What does /sci/ think about fusion power plants?
Will this technology solve all energy problems in the near future?
It really fascinates me since I'm about to finish my engineering degree and they offer jobs at Max-Planck-Institut for Plasma Physics.
>>7956799
Fusion solves nothing. Perhaps you need to stop being so delusional.
What do you mean? Because they'll never have success in their research? Sorry I'm not a scientist, I just started to learn more about fution power.
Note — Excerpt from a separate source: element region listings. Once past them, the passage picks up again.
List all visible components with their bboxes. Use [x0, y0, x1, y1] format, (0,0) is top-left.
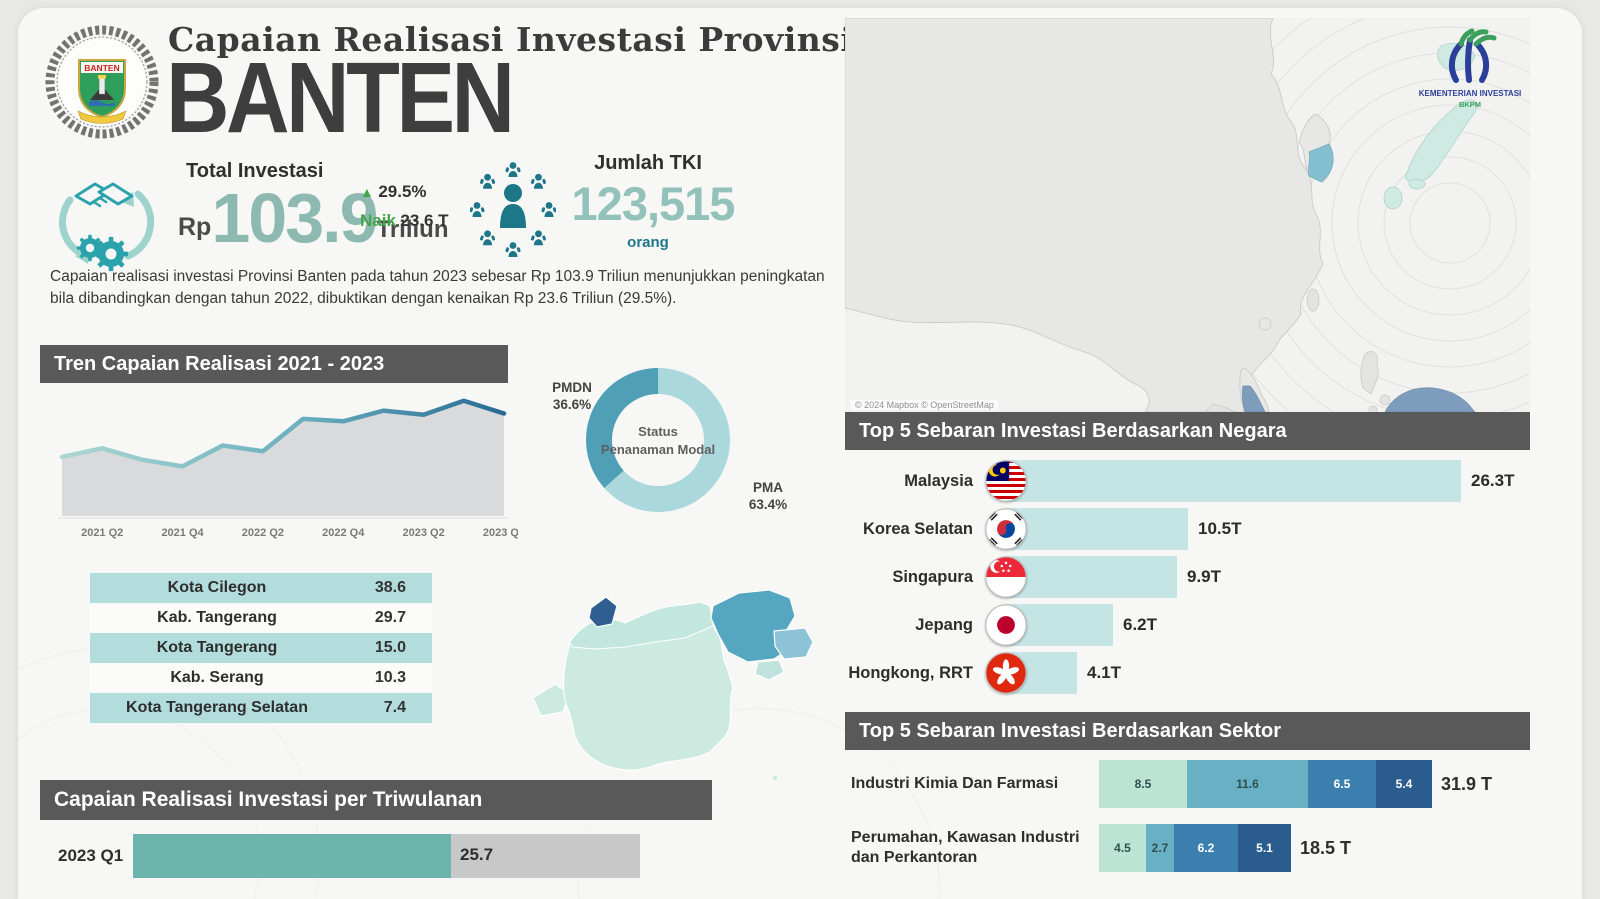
page-title: Capaian Realisasi Investasi Provinsi	[168, 20, 854, 59]
currency-prefix: Rp	[178, 213, 212, 242]
quarter-value: 25.7	[460, 845, 494, 864]
sector-segment[interactable]: 6.5	[1308, 760, 1376, 808]
table-row[interactable]: Kab. Serang 10.3	[90, 663, 432, 693]
country-label: Jepang	[915, 615, 973, 634]
pma-label: PMA	[753, 480, 783, 495]
sector-label: Perumahan, Kawasan Industri dan Perkanto…	[851, 829, 1080, 866]
status-penanaman-modal-donut[interactable]: PMDN 36.6% PMA 63.4% Status Penanaman Mo…	[528, 340, 808, 542]
country-value: 6.2T	[1123, 615, 1158, 634]
map-highlight-south-korea	[1308, 143, 1334, 183]
banten-provincial-seal: BANTEN	[44, 24, 160, 140]
country-label: Korea Selatan	[862, 519, 973, 538]
country-value: 26.3T	[1471, 471, 1515, 490]
country-value: 4.1T	[1087, 663, 1122, 682]
up-arrow-icon: ▲	[360, 184, 374, 200]
sector-total: 18.5 T	[1300, 837, 1352, 858]
total-investasi-value: Rp 103.9 Triliun	[178, 179, 449, 257]
workers-people-icon	[469, 160, 557, 262]
svg-text:2022 Q2: 2022 Q2	[242, 527, 284, 539]
table-row[interactable]: Kab. Tangerang 29.7	[90, 603, 432, 633]
flag-south-korea-icon	[985, 508, 1027, 550]
total-unit: Triliun	[376, 216, 449, 244]
map-attribution: © 2024 Mapbox © OpenStreetMap	[851, 400, 998, 410]
sector-label: Industri Kimia Dan Farmasi	[851, 775, 1059, 792]
sector-bar-row: Perumahan, Kawasan Industri dan Perkanto…	[851, 824, 1351, 872]
section-header-sektor: Top 5 Sebaran Investasi Berdasarkan Sekt…	[845, 712, 1530, 750]
sector-segment[interactable]: 2.7	[1146, 824, 1174, 872]
flag-japan-icon	[985, 604, 1027, 646]
country-bar-row: Korea Selatan	[845, 508, 1565, 550]
flag-malaysia-icon	[985, 460, 1027, 502]
country-value: 9.9T	[1187, 567, 1222, 586]
svg-text:2021 Q4: 2021 Q4	[161, 527, 204, 539]
section-header-trend: Tren Capaian Realisasi 2021 - 2023	[40, 345, 508, 383]
summary-paragraph: Capaian realisasi investasi Provinsi Ban…	[50, 268, 825, 308]
flag-hong-kong-icon	[985, 652, 1027, 694]
table-row[interactable]: Kota Tangerang Selatan 7.4	[90, 693, 432, 723]
total-value: 103.9	[211, 179, 378, 257]
asia-investment-origin-map[interactable]	[845, 18, 1530, 413]
total-investasi-label: Total Investasi	[186, 160, 324, 182]
pmdn-label: PMDN	[552, 380, 592, 395]
section-header-negara: Top 5 Sebaran Investasi Berdasarkan Nega…	[845, 412, 1530, 450]
svg-text:2022 Q4: 2022 Q4	[322, 527, 365, 539]
sector-segment[interactable]: 5.4	[1376, 760, 1432, 808]
section-header-quarterly: Capaian Realisasi Investasi per Triwulan…	[40, 780, 712, 820]
sector-segment[interactable]: 11.6	[1187, 760, 1308, 808]
quarter-bar-track: 25.7	[133, 834, 640, 878]
country-value: 10.5T	[1198, 519, 1242, 538]
delta-percent: 29.5%	[378, 182, 427, 201]
region-investment-table: Kota Cilegon 38.6 Kab. Tangerang 29.7 Ko…	[90, 573, 432, 723]
country-bar-row: Jepang 6.2T	[845, 604, 1565, 646]
map-highlight-east-malaysia	[1384, 387, 1476, 413]
country-bar[interactable]	[1006, 508, 1188, 550]
ministry-logo-line2: BKPM	[1459, 100, 1481, 109]
table-row[interactable]: Kota Tangerang 15.0	[90, 633, 432, 663]
svg-text:36.6%: 36.6%	[553, 397, 591, 412]
sector-segment[interactable]: 5.1	[1238, 824, 1291, 872]
ministry-logo-line1: KEMENTERIAN INVESTASI	[1419, 89, 1522, 98]
banten-province-choropleth-map[interactable]	[473, 546, 853, 794]
jumlah-tki-value: 123,515	[571, 177, 736, 230]
seal-banner-text: BANTEN	[84, 63, 119, 73]
svg-text:2023 Q2: 2023 Q2	[403, 527, 445, 539]
investment-handshake-icon	[48, 158, 160, 272]
jumlah-tki-label: Jumlah TKI	[594, 152, 702, 174]
country-label: Hongkong, RRT	[848, 663, 973, 682]
svg-text:2023 Q4: 2023 Q4	[483, 527, 518, 539]
country-bar-chart: Malaysia 26.3T Korea Selatan	[845, 460, 1565, 700]
jumlah-tki-unit: orang	[627, 234, 669, 251]
sector-bar-row: Industri Kimia Dan Farmasi 8.5 11.6 6.5 …	[851, 760, 1492, 808]
delta-block: ▲ 29.5% Naik 23.6 T	[360, 178, 449, 236]
delta-value: 23.6 T	[400, 210, 449, 230]
quarter-bar[interactable]	[133, 834, 451, 878]
delta-word: Naik	[360, 210, 396, 230]
country-label: Malaysia	[904, 471, 973, 490]
dashboard-card: BANTEN Capaian Realisasi Investasi Provi…	[18, 8, 1582, 899]
flag-singapore-icon	[985, 556, 1027, 598]
sector-segment[interactable]: 6.2	[1174, 824, 1238, 872]
map-highlight-japan-honshu	[1404, 99, 1478, 183]
country-bar-row: Malaysia 26.3T	[845, 460, 1565, 502]
kementerian-investasi-logo: KEMENTERIAN INVESTASI BKPM	[1406, 28, 1534, 116]
table-row[interactable]: Kota Cilegon 38.6	[90, 573, 432, 603]
country-bar-row: Singapura 9.9T	[845, 556, 1565, 598]
quarterly-bar-row: 2023 Q1 25.7	[58, 834, 640, 878]
quarter-label: 2023 Q1	[58, 846, 124, 865]
trend-area-chart[interactable]: 2021 Q2 2021 Q4 2022 Q2 2022 Q4 2023 Q2 2023 …	[48, 388, 526, 543]
sector-segment[interactable]: 8.5	[1099, 760, 1187, 808]
sector-segment[interactable]: 4.5	[1099, 824, 1146, 872]
country-bar[interactable]	[1006, 460, 1461, 502]
country-bar-row: Hongkong, RRT 4.1T	[845, 652, 1565, 694]
svg-text:2021 Q2: 2021 Q2	[81, 527, 123, 539]
svg-text:63.4%: 63.4%	[749, 497, 787, 512]
country-bar[interactable]	[1006, 556, 1177, 598]
country-label: Singapura	[892, 567, 973, 586]
province-title: BANTEN	[166, 42, 515, 154]
svg-text:Penanaman Modal: Penanaman Modal	[601, 442, 715, 457]
sector-total: 31.9 T	[1441, 773, 1493, 794]
donut-center-label: Status	[638, 424, 678, 439]
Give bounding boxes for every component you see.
All the time "you can't get more out than you put in" is hammered into our heads but yet when it comes to fusion we're expected to throw that logic out the window.
It's a meme. Not viable
>>7956838
>you can't get more out than you put in
wtf are you talking about?
How do you think fuel works?
>>7956853
The efficiency factor of fuel used e.g. in a Otto engine is actually pretty low.
>>7956891
patently false. combustion efficiency in modern engines is really fucking good. its thermal efficiency that you are talking about, and thats only because of material limitations.
>>7956910
Sorry, my mistake. Combustion efficiency is way better, of course.
So but fusion power on the sun is not a meme, why wouldn't it be possible simulating this process on earth?
if the sun is a giant fusion reactor the why can't we just connect some wires to the sun
>>7957004
it's called lightning
>>7956985
thats a matter of scale. the sun has the advantage of a really powerful gravity well to contain everything.
>>7956985
Takes a shitload of pressure and heat, so much so that we have trouble finding materials to withstand said pressure and temperature
>>7957020
ASDEX Upgrade.
>>7956985
>>7956799
Net-energy fusion was achieved rather easily back in the 50s. Ever since then, the struggle was been to scale it down to a more familiar and manageable rate.
The trouble is, there's no real reason to expect that it's possible to scale it down so far.
Just as fission reactors need a critical mass of fuel, or something very close to it to be practical, fusion reactors need to be working with a sufficient mass of fuel that the fusion output keeps ahead of the heat losses of a very high temperature plasma.
The smaller you go, the harder it is. Turbulence thwarts attempts at the perfect confinement supposed in ideal models, and more and more resources are thrown at achieving the ideal symmetry of mathematical fantasies.
Bunch of supposed scientists fighting nature in absolute confidence of defeating it.